Managing Risks in Offshore Outsourcing

Big Thoughts

14 July 2014 • Written by Katrina Clokie

Katrina Clokie reviews the latest WeTest in which Parvathy Muraleedharan spoke about how to manage the risks in an offshore outsourcing environment...

In this presentation of her Master’s research, Parvathy started by defining ‘offshore outsourcing’. She explained that a New Zealand organisation with its own call centre in India would be ‘offshoring’, the same organisation with a third-party call centre in New Zealand would be ‘outsourcing, and if the third-party call centre was located in India, the organisation would be ‘offshore outsourcing’.

Parvathy’s research began with interesting observations about the current state of an offshore outsourcing arrangement at a leading New Zealand telecommunications provider. Despite continued investment in offshore outsourcing, this organisation had seen very few cost reductions or operational improvements. In addition, the number of successful projects had decreased over time.

Parvathy’s study surveyed people from both the New Zealand telecommunications provider and their offshore outsourcing service provider in India. She then developed a complex causal loop diagram that reflected four broad themes – offshore attractiveness, cultural and communication barriers, firm heterogeneities and dependency on service provider.

After a strong academic focus, it took a few minutes for people to gather their thoughts. Then the discussion started to flow.

One attendee kicked off by querying whether an outsourcing arrangement was really a cheaper option for organisations, which led to:

  • Cost is not just financial
  • The New Zealand market cannot always cope with the scope of demand – i.e. a request for 90 people within three weeks
  • Cost can depend on the balance of internal vs. outsourced resource
  • ‘Cheaper’ is a function of time.

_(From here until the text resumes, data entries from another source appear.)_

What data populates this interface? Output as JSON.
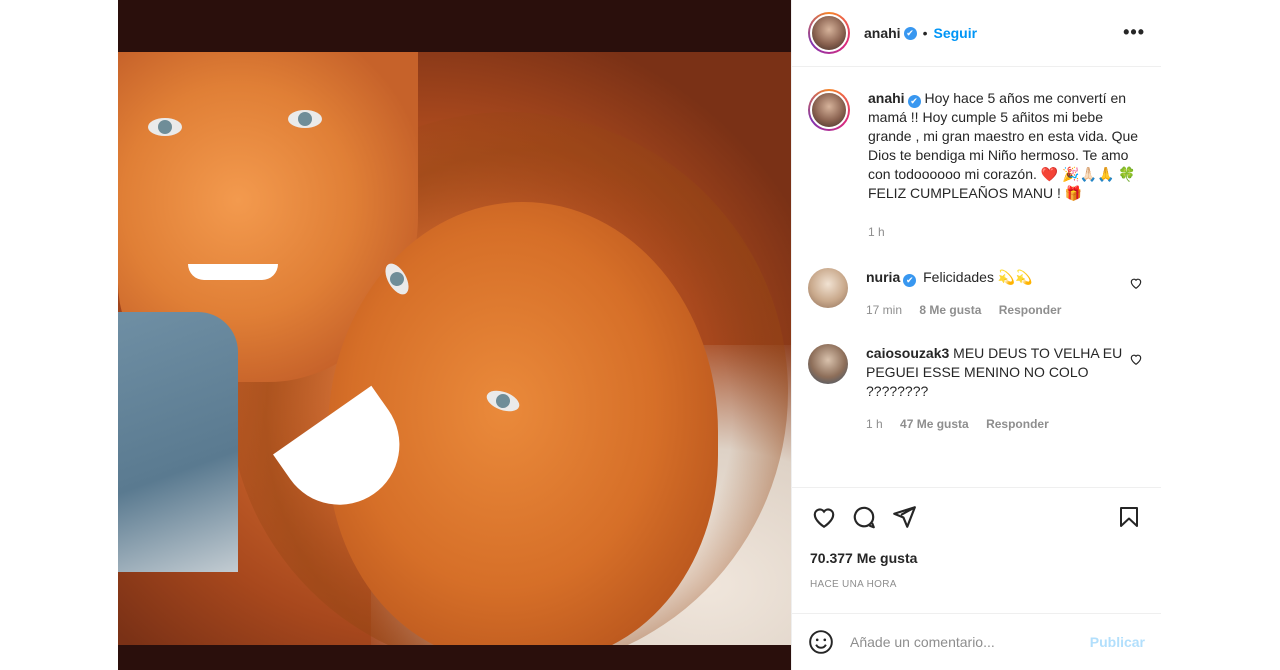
{
  "post": {
    "username": "anahi",
    "verified_icon": "✔",
    "separator": "•",
    "follow_label": "Seguir",
    "more_label": "•••"
  },
  "caption": {
    "username": "anahi",
    "text": "Hoy hace 5 años me convertí en mamá !! Hoy cumple 5 añitos mi bebe grande , mi gran maestro en esta vida. Que Dios te bendiga mi Niño hermoso. Te amo con todoooooo mi corazón. ❤️ 🎉🙏🏻🙏 🍀 FELIZ CUMPLEAÑOS MANU ! 🎁",
    "time": "1 h"
  },
  "comments": [
    {
      "username": "nuria",
      "verified": true,
      "text": "Felicidades 💫💫",
      "time": "17 min",
      "likes": "8 Me gusta",
      "reply": "Responder"
    },
    {
      "username": "caiosouzak3",
      "verified": false,
      "text": "MEU DEUS TO VELHA EU PEGUEI ESSE MENINO NO COLO ????????",
      "time": "1 h",
      "likes": "47 Me gusta",
      "reply": "Responder"
    }
  ],
  "likes_count": "70.377 Me gusta",
  "posted_ago": "HACE UNA HORA",
  "add_comment": {
    "placeholder": "Añade un comentario...",
    "publish_label": "Publicar"
  },
  "icons": [
    "heart-icon",
    "comment-icon",
    "share-icon",
    "bookmark-icon",
    "emoji-icon",
    "more-icon",
    "verified-icon"
  ],
  "colors": {
    "accent": "#0095f6",
    "verified": "#3897f0",
    "publish_disabled": "#b2dffc",
    "muted": "#8e8e8e"
  }
}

Something that is cheap in the short term, won’t necessarily be cheaper forever

A point was raised on the cultural and communication issues of offshoring, suggesting that these are long term and may never be solvable. The discussion that followed raised:

  • That resource mix is important, allowing customer and vendor staff to learn from one another

  • An example of a customer bringing a representative from their offshore vendor to New Zealand to ‘translate’ cultural differences

  • A suggestion that the barriers to communication can be down to simple problems like different time zones

  • That an initial face-to-face meeting could create a long-lasting working relationship

  • That assumptions in a cultural space are dangerous and some confusion can be resolved by explicitly defining a common language upfront. What does ‘yes’ or ‘done’ mean?

  • That it’s not just the offshore vendor who has a specific culture, but that New Zealanders have their own idiosyncrasies

A question was asked about how we measure the success of an offshore outsourcing delivery, querying whether it is possible to see quantitative improvement in the speed or quality of testing. Responses from those gathered were:

  • Measuring quality of testing is tricky all the time, not just in this situation

  • The customer could audit test reports provided by the vendor

  • Attempt to determine cost savings from vendor provided test automation

  • A thought that measurement of success doesn’t matter if the customer will continue to invest in offshore outsourcing, regardless of whether there’s a good outcome

An observation was made that the current trend was for organisations to move back in-house which lead to:

  • Organisations that move away from a waterfall development methodology will often need to change their outsourcing model. Agile means that in-house is preferred

  • An experience where a move to in-house was due to poor quality, rather than failure to deliver in a timely fashion

  • An observation that there may not be a move to in-house in general, but India as an offshore destination is losing appeal

The group was then asked for their suggestions on strategies for improving outsourcing. Those offered were:

  • The client organisation should retain tight control over test strategy and process

  • An opposing view that the client should allow the vendor to operate as a black box, so long as the vendor delivers exactly what was asked for and meets their deadlines

  • A counter that it’s impossible to make everything explicit, so this wouldn’t work

  • A suggestion that too much vendor competition is a problem

  • A supporting anecdote that customers who offer a vendor duopoly create healthy competition without severe price undercutting at the expense of quality service

A question was asked on how people judge whether to build in-house talent of outsource. Ideas from the group were:

  • It depends on the timeline for the piece of work. Long-term outsourcing is less likely

  • It depends on the time to market. More change of outsourcing if you need it quickly

  • It depends whether it relates to the core competency of the business. Only invest in training in areas that pertain to the main interests of the organisation

  • Cost is a consideration, but if you can outsource it and the vendor is still making money from the arrangement, then it suggests the client could do it cheaper themself

  • It depends on the level of expertise in-house and the willingness of staff to be trained

After everyone filled up on pizza, there were just a few open threads for discussion. We spoke briefly on how outsourcing could work with Agile development. We also talked about crowdsourcing as a type of outsourcing, although few in the room had experienced this first-hand within New Zealand organisations.


Thanks to Assurity for hosting another WeTest Workshop of interesting discussion and challenging debate. We’re looking forward to our next event on Wednesday 30 July on Hiring Good Testers.